Bangkok Workshop on the MATCH Approach to Tuberculosis Care in South & South-East Asia
- Countries
- Thailand, Cambodia, India, Indonesia, Myanmar, Nepal, Pakistan, The Philippines, Vietnam
- Status
- Complete
- Duration
- 2017
- Partner
- WHO
The Centre for Applied Spatial Epidemiology (CASE) of KIT Royal Tropical Institute provided training in the MATCH Approach to tuberculosis (TB) programme staff who use data to improve programme effectiveness.
Funded by the Global Fund, The Stop TB Partnership and the WHO Global TB Program, the CASE team traveled to Bangkok to facilitate the “Regional Asia Workshop on the use of subnational and disaggregated data for strategic planning in TB.” During the workshop, CASE trained TB epidemiologists and health professionals to use Geographic Information Systems (GIS) to map and analyse data which was made available via a shared cloud database.
The MATCH Approach to TB care coverage
The MATCH Approach provides data analysts and decision makers with tools and methods to use their program data to make better informed decisions supported by local evidence. Therefore it is essential that the tools and methods are easily accessible and adopted by health professionals and epidemiologists focusing on TB prevention and care.
Prior to the workshop, CASE worked with TB experts from WHO to collect and process data to make it easily accessible for analysis and mapping using a standardised and internally consistent cloud-based database. Although the principles of the data management requirements are quite clear, in practice it was a complex process which KIT is now attempting to simplify in collaboration with District Health Information System 2 (DHIS2) and QGIS developers. The purpose of this is to remove the data management barriers preventing disease program personnel to analyse, map and use their country’s subnational data for locally differentiated programs.
Results
Together with our partners and TB experts from the nine South and South-East Asian countries, the nine steps of the MATCH Approach were applied using each country’s data. After participants learned how to map and interpret their data in Quantum GIS (QGIS), TB program management staff joined the workshop to discuss how mapped outputs could be used to inform localised planning.

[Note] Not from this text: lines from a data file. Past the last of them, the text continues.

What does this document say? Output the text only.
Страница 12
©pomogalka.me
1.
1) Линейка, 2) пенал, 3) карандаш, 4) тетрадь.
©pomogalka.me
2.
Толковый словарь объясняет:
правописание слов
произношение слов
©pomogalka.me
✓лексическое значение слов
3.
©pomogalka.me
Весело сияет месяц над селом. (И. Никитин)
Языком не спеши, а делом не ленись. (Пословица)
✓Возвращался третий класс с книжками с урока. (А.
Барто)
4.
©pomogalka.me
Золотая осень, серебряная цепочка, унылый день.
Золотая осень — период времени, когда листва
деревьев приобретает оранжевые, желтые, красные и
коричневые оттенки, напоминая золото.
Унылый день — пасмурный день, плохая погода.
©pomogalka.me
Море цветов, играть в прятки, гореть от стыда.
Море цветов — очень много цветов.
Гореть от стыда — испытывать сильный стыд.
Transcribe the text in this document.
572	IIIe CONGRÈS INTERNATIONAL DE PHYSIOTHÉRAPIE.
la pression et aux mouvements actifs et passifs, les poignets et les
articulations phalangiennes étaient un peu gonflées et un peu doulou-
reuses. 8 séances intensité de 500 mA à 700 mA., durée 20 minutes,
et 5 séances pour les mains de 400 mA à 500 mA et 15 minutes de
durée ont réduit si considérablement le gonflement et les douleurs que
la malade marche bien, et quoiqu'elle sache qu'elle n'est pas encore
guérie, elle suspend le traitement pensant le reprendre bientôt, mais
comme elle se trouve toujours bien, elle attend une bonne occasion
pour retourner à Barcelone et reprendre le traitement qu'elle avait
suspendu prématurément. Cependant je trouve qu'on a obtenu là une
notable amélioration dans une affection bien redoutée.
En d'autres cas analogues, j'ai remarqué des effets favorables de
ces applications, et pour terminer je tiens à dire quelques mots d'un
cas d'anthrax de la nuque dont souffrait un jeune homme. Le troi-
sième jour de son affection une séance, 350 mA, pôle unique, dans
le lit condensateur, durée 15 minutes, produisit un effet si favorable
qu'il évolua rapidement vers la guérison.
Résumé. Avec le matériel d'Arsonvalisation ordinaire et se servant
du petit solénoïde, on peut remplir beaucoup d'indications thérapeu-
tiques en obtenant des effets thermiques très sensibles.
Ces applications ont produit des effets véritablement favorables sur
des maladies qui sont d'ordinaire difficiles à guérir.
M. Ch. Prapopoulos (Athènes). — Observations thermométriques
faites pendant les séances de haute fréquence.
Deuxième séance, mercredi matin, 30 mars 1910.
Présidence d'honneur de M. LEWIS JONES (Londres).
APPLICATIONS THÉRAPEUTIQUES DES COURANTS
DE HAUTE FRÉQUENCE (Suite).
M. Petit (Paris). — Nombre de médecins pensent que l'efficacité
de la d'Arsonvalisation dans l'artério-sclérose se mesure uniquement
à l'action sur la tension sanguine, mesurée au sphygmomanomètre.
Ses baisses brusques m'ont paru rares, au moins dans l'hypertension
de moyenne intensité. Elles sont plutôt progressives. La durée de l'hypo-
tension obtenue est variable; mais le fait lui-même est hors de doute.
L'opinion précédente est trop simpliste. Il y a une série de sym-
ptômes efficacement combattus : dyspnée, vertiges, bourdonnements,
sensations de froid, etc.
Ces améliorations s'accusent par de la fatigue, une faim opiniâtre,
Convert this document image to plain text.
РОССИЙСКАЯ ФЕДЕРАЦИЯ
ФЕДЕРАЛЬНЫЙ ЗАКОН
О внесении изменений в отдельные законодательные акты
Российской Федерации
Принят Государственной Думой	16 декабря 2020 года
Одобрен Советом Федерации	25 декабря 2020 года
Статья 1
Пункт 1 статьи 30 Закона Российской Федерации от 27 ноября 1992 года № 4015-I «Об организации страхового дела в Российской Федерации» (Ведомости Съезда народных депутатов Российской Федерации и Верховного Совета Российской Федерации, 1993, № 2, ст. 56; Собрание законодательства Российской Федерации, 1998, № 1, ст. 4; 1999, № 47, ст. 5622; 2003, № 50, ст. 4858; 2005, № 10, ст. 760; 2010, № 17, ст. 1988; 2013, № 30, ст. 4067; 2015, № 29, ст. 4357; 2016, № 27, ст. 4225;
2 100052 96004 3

Participants of the workshop produced informative and well-conceived subnational maps, demonstrating variations in TB burden and program responses. The map below produced by members of the Philippines Ministry of Health highlighted the discrepancy between diagnostic capacity and diagnostic outputs among 81 regional units in their country. This result shows, against general expectations, that the number of people with TB symptoms where the TB bacterium was actually found based on lab confirmation (bacteriologically confirmed) is low in areas where more testing services are available (Xpert). This observation raises questions about whether the patients who are referred to be tested actually have TB symptoms or whether the coverage and access to these services are sufficient. Such observations result in follow-up questions which are to be validated using information on the presence of risk groups and potential barriers preventing people to get access to TB testing services.